Start with data profiling.
Profile completeness, formats, cardinality, and noise words for each attribute you plan to match. This is the first step Reltio recommends before you design any comparison formula or tokens.
Pair your comparator class with a matching token class (“keep them symmetric”)
Reltio’s guidance and examples stress aligning the comparator and token generator (e.g., DistinctWords comparator with a DistinctWords token). If you wrap a base class, keep the pair symmetric and add extras like noise word removal, stemming, or Soundex only if necessary.
Use Reltio’s catalog of comparator classes and their relevance behaviors to pick the proper comparator per attribute. (Reltio documents how each comparator behaves and how its relevance can be computed.)
Identifying the Correct Comparator for a Match Rule
Define the comparator for each attribute rather than relying on system defaults—especially for fuzzy logic—to ensure predictable, optimal behavior.
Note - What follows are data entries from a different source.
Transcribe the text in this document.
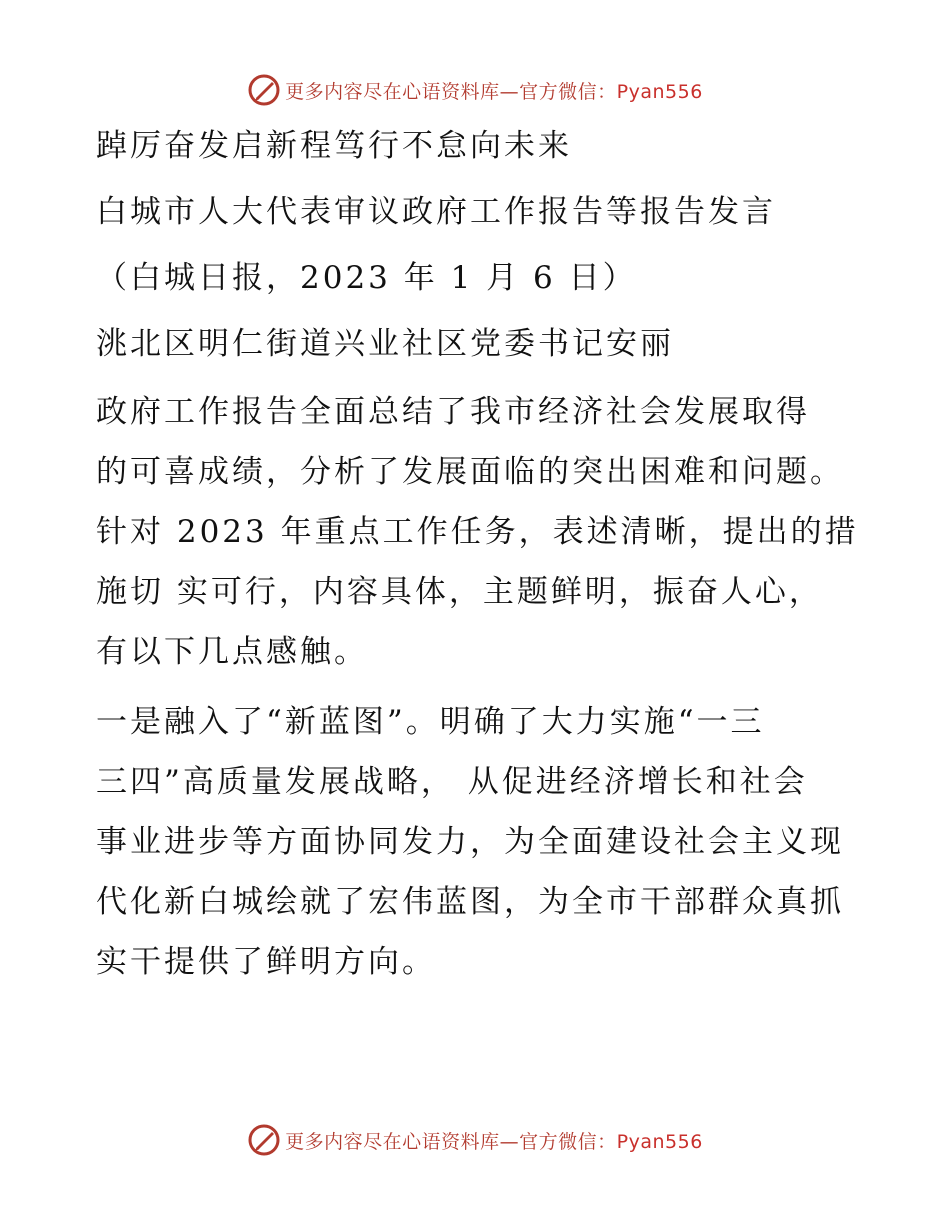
更多内容尽在心语资料库—官方微信：Pyan556

踔厉奋发启新程笃行不怠向未来

白城市人大代表审议政府工作报告等报告发言

（白城日报，2023 年 1 月 6 日）

洮北区明仁街道兴业社区党委书记安丽

政府工作报告全面总结了我市经济社会发展取得
的可喜成绩，分析了发展面临的突出困难和问题。
针对 2023 年重点工作任务，表述清晰，提出的措
施切 实可行，内容具体，主题鲜明，振奋人心，
有以下几点感触。

一是融入了“新蓝图”。明确了大力实施“一三
三四”高质量发展战略， 从促进经济增长和社会
事业进步等方面协同发力，为全面建设社会主义现
代化新白城绘就了宏伟蓝图，为全市干部群众真抓
实干提供了鲜明方向。

更多内容尽在心语资料库—官方微信：Pyan556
Use strict comparators (e.g., ExactMatchComparator) for IDs, codes, and other fields requiring exact equality. Use fuzzy comparators (e.g., DamerauLevenshteinDistance, SoundexComparator) for attributes with natural variation (names, addresses).
Match rules can combine comparators with logical operators (AND/OR). Ensure the logic aligns with acceptable levels of false positives and negatives for your use case.
Identifying the Correct Tokenization for a Match Rule
Tokens exist to narrow the candidate set that your rule compares. Design them so that rules retrieve the correct records without overwhelming the match engine.
A single token phrase may link to a maximum of 300 profiles. Broad/low-cardinality tokens (e.g., country alone) or overly fuzzy tokenization can significantly increase the number of candidates and degrade performance—avoid or combine them with other attributes to maintain selectivity.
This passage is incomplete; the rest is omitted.